Thread

  1. Re: PRI?64 vs Visual Studio (2022)

    Bryan Green <dbryan.green@gmail.com> — 2025-12-15T23:10:36Z

    On 12/15/2025 2:39 PM, Tom Lane wrote:
    > I wrote:
    >> Experimenting here, it looks like 'C.UTF-8' might be accepted
    >> everywhere.  I even got it to pass on Solaris's not-GNU gettext,
    >> which I thought for sure would be the weak spot in the idea.

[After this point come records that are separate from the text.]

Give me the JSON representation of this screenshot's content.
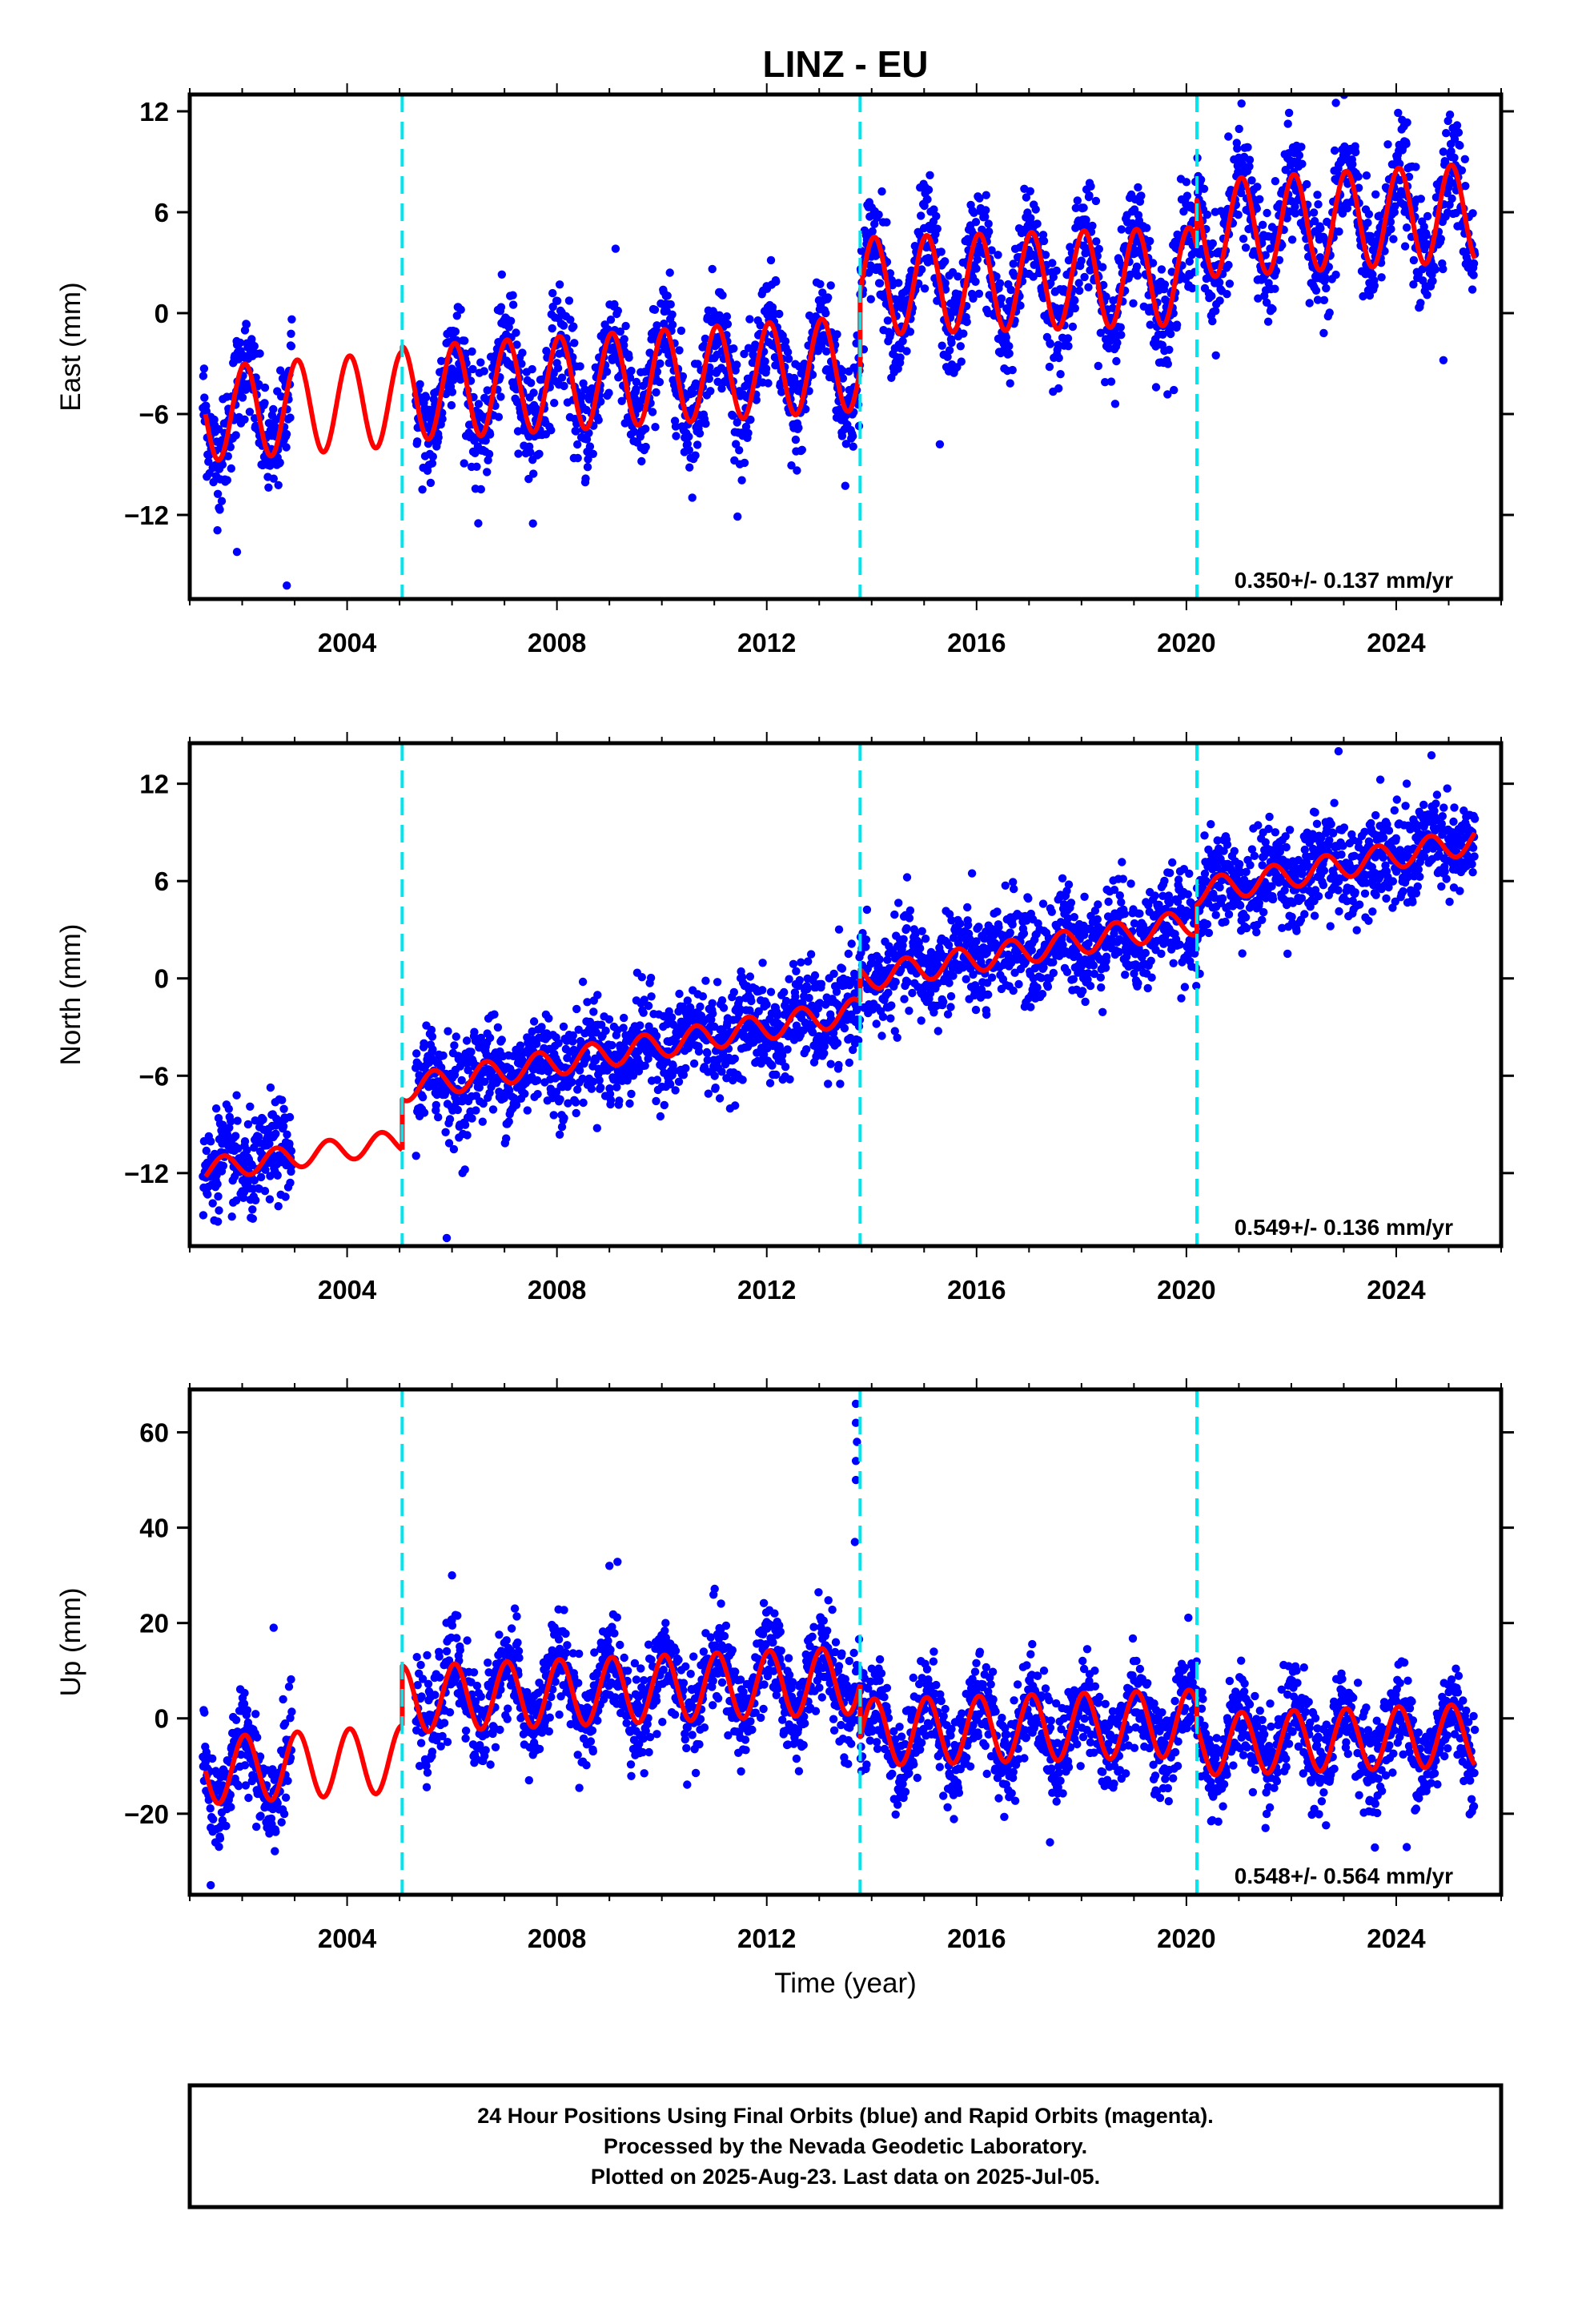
{
  "title": "LINZ - EU",
  "xlabel": "Time (year)",
  "footer": {
    "lines": [
      "24 Hour Positions Using Final Orbits (blue) and Rapid Orbits (magenta).",
      "Processed by the Nevada Geodetic Laboratory.",
      "Plotted on 2025-Aug-23. Last data on 2025-Jul-05."
    ]
  },
  "colors": {
    "data_points": "#0000ff",
    "model_line": "#ff0000",
    "equipment_change": "#00e5ee",
    "frame": "#000000"
  },
  "chart_data": [
    {
      "type": "scatter",
      "name": "east",
      "ylabel": "East (mm)",
      "xlim": [
        2001.0,
        2026.0
      ],
      "ylim": [
        -17.0,
        13.0
      ],
      "xticks": [
        2004,
        2008,
        2012,
        2016,
        2020,
        2024
      ],
      "yticks": [
        -12,
        -6,
        0,
        6,
        12
      ],
      "rate_text": "0.350+/- 0.137 mm/yr",
      "vertical_lines": [
        2005.05,
        2013.78,
        2020.2
      ],
      "model": {
        "segments": [
          {
            "x_start": 2001.3,
            "x_end": 2005.05,
            "y_start": -6.0,
            "y_end": -5.1,
            "amplitude": 2.8
          },
          {
            "x_start": 2005.05,
            "x_end": 2013.78,
            "y_start": -4.8,
            "y_end": -3.0,
            "amplitude": 2.8
          },
          {
            "x_start": 2013.78,
            "x_end": 2020.2,
            "y_start": 1.6,
            "y_end": 2.2,
            "amplitude": 2.9
          },
          {
            "x_start": 2020.2,
            "x_end": 2025.5,
            "y_start": 5.0,
            "y_end": 6.0,
            "amplitude": 2.9
          }
        ],
        "period_years": 1.0,
        "phase": 0.2
      },
      "scatter_noise": 1.6,
      "data_gap": [
        2002.95,
        2005.3
      ],
      "outliers": [
        [
          2002.85,
          -16.2
        ],
        [
          2022.85,
          12.5
        ],
        [
          2024.9,
          -2.8
        ],
        [
          2001.9,
          -14.2
        ],
        [
          2006.5,
          -12.5
        ],
        [
          2015.3,
          -7.8
        ],
        [
          2020.8,
          10.5
        ]
      ]
    },
    {
      "type": "scatter",
      "name": "north",
      "ylabel": "North (mm)",
      "xlim": [
        2001.0,
        2026.0
      ],
      "ylim": [
        -16.5,
        14.5
      ],
      "xticks": [
        2004,
        2008,
        2012,
        2016,
        2020,
        2024
      ],
      "yticks": [
        -12,
        -6,
        0,
        6,
        12
      ],
      "rate_text": "0.549+/- 0.136 mm/yr",
      "vertical_lines": [
        2005.05,
        2013.78,
        2020.2
      ],
      "model": {
        "segments": [
          {
            "x_start": 2001.3,
            "x_end": 2005.05,
            "y_start": -11.8,
            "y_end": -10.0,
            "amplitude": 0.7
          },
          {
            "x_start": 2005.05,
            "x_end": 2013.78,
            "y_start": -6.8,
            "y_end": -2.0,
            "amplitude": 0.8
          },
          {
            "x_start": 2013.78,
            "x_end": 2020.2,
            "y_start": 0.0,
            "y_end": 3.5,
            "amplitude": 0.8
          },
          {
            "x_start": 2020.2,
            "x_end": 2025.5,
            "y_start": 5.3,
            "y_end": 8.5,
            "amplitude": 0.8
          }
        ],
        "period_years": 1.0,
        "phase": 0.6
      },
      "scatter_noise": 1.5,
      "data_gap": [
        2002.95,
        2005.3
      ],
      "outliers": [
        [
          2022.9,
          14.0
        ],
        [
          2005.9,
          -16.0
        ],
        [
          2006.2,
          -12.0
        ],
        [
          2024.2,
          12.0
        ],
        [
          2013.4,
          -6.5
        ]
      ]
    },
    {
      "type": "scatter",
      "name": "up",
      "ylabel": "Up (mm)",
      "xlim": [
        2001.0,
        2026.0
      ],
      "ylim": [
        -37.0,
        69.0
      ],
      "xticks": [
        2004,
        2008,
        2012,
        2016,
        2020,
        2024
      ],
      "yticks": [
        -20,
        0,
        20,
        40,
        60
      ],
      "rate_text": "0.548+/- 0.564 mm/yr",
      "vertical_lines": [
        2005.05,
        2013.78,
        2020.2
      ],
      "model": {
        "segments": [
          {
            "x_start": 2001.3,
            "x_end": 2005.05,
            "y_start": -11.0,
            "y_end": -8.5,
            "amplitude": 7.0
          },
          {
            "x_start": 2005.05,
            "x_end": 2013.78,
            "y_start": 4.0,
            "y_end": 8.0,
            "amplitude": 7.0
          },
          {
            "x_start": 2013.78,
            "x_end": 2020.2,
            "y_start": -3.0,
            "y_end": -1.0,
            "amplitude": 7.0
          },
          {
            "x_start": 2020.2,
            "x_end": 2025.5,
            "y_start": -5.5,
            "y_end": -3.5,
            "amplitude": 6.5
          }
        ],
        "period_years": 1.0,
        "phase": 0.2
      },
      "scatter_noise": 5.0,
      "data_gap": [
        2002.95,
        2005.3
      ],
      "outliers": [
        [
          2013.7,
          66.0
        ],
        [
          2013.7,
          62.0
        ],
        [
          2013.72,
          58.0
        ],
        [
          2013.7,
          54.0
        ],
        [
          2013.7,
          50.0
        ],
        [
          2013.68,
          37.0
        ],
        [
          2001.4,
          -35.0
        ],
        [
          2002.6,
          19.0
        ],
        [
          2006.0,
          30.0
        ],
        [
          2009.0,
          32.0
        ],
        [
          2017.4,
          -26.0
        ],
        [
          2024.2,
          -27.0
        ]
      ]
    }
  ]
}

    >> I'll press forward with that.
    > 
    > Hmmm ... the first batch of BF reports show that on some Linux
    > machines, it works to set lc_messages to 'C.UTF-8', but nonetheless
    > no translation happens.  Did you notice any other gating factors?
    > 
    > 			regards, tom lane
    Yes - the LANGUAGE environment variable.
    
    gettext has a priority order for locale selection that's different from
    what most people expect. Here's what guess_category_value() does:
    Environment Variable Priority (from dcigettext.c):
    
    1. LANGUAGE - GNU extension, colon-separated list (e.g., "en_US:en:C")

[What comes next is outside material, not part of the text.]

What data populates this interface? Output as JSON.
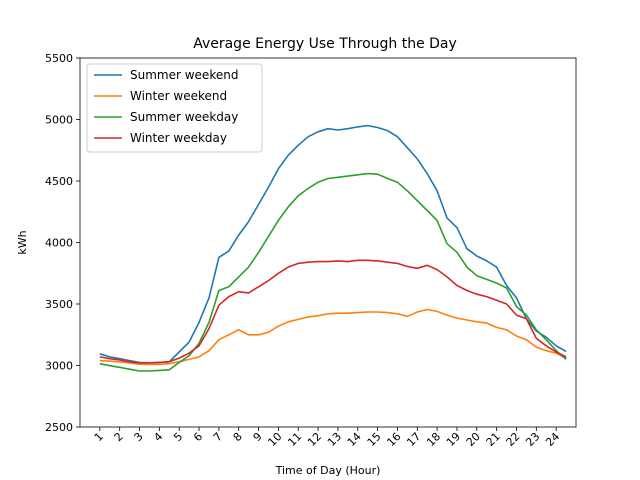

    2. setlocale(category, NULL) result - the actual locale set
    3. LC_ALL - POSIX override for all categories
    4. LC_MESSAGES (or other LC_* for that category)
    5. LANG - fallback default
    
    LANGUAGE has the highest priority and will override LC_MESSAGES completely.
    
    I am not sure this is the problem, but you probably should unset
    LANGUAGE before doing almost anything else in the test script.  I
    wouldn't be surprised if the CI/BF environments have it set.
    
    Do we know what version of libintl is being used on those BF machines?
    There are some marked differences between some versions, which makes
    this a little more guesswork than it should be.
    
    ---------------------------------------------------------------------
    
    What follows is a walkthrough that just shows that language overrides
    lc_messages and how that can impact things.  No need to read this unless
    you just want more detail.
    
    Assume,
    export LANGUAGE=en_US:en
    export LC_MESSAGES=C.UTF-8
    
    System has catalogs for C.UTF-8 and es.
    
    
    #postgres.conf
    lc_messages = 'C.UTF-8'
    
    InitPostgres calls pg_perm_setlocale with C.UTF-8.
    
    pg_perm_setlocale calls setlocale(LC_MESSAGES, "C.UTF-8") and succeeds.
    
    setlocale uses setenv to set LC_MESSAGES=C.UTF_8
    
    Now assume an error occurs and gettext is called.  A couple of wrappers
    down we get to DCIGETTEXT() with a category of LC_MESSAGES. We call
    guess_category_value with LC_MESSAGES.
    
    guess_category_value implements the priorty as discussed above.  The
    very first thing it checks is getenv("LANGUAGE").  If that is not NULL
    or an empty string it returns whatever is in LANGUAUGE, which in this
    case is en_US:en.
    
    Then back in DCIGETTEXT() we will loop through en_US:en.  We try to find
    the message catalog with 'en_US' first...and fail because we don't have
    that catalog.  Then we loop back and try 'en'...and fail again because
    we don't have that catalog.  One more time through the loop where we
    don't have anything left in our list of languages, so we set the locale
    to 'C'. Then we check that we don't translate if the locale is a single
    C. and we break. Nothing translated.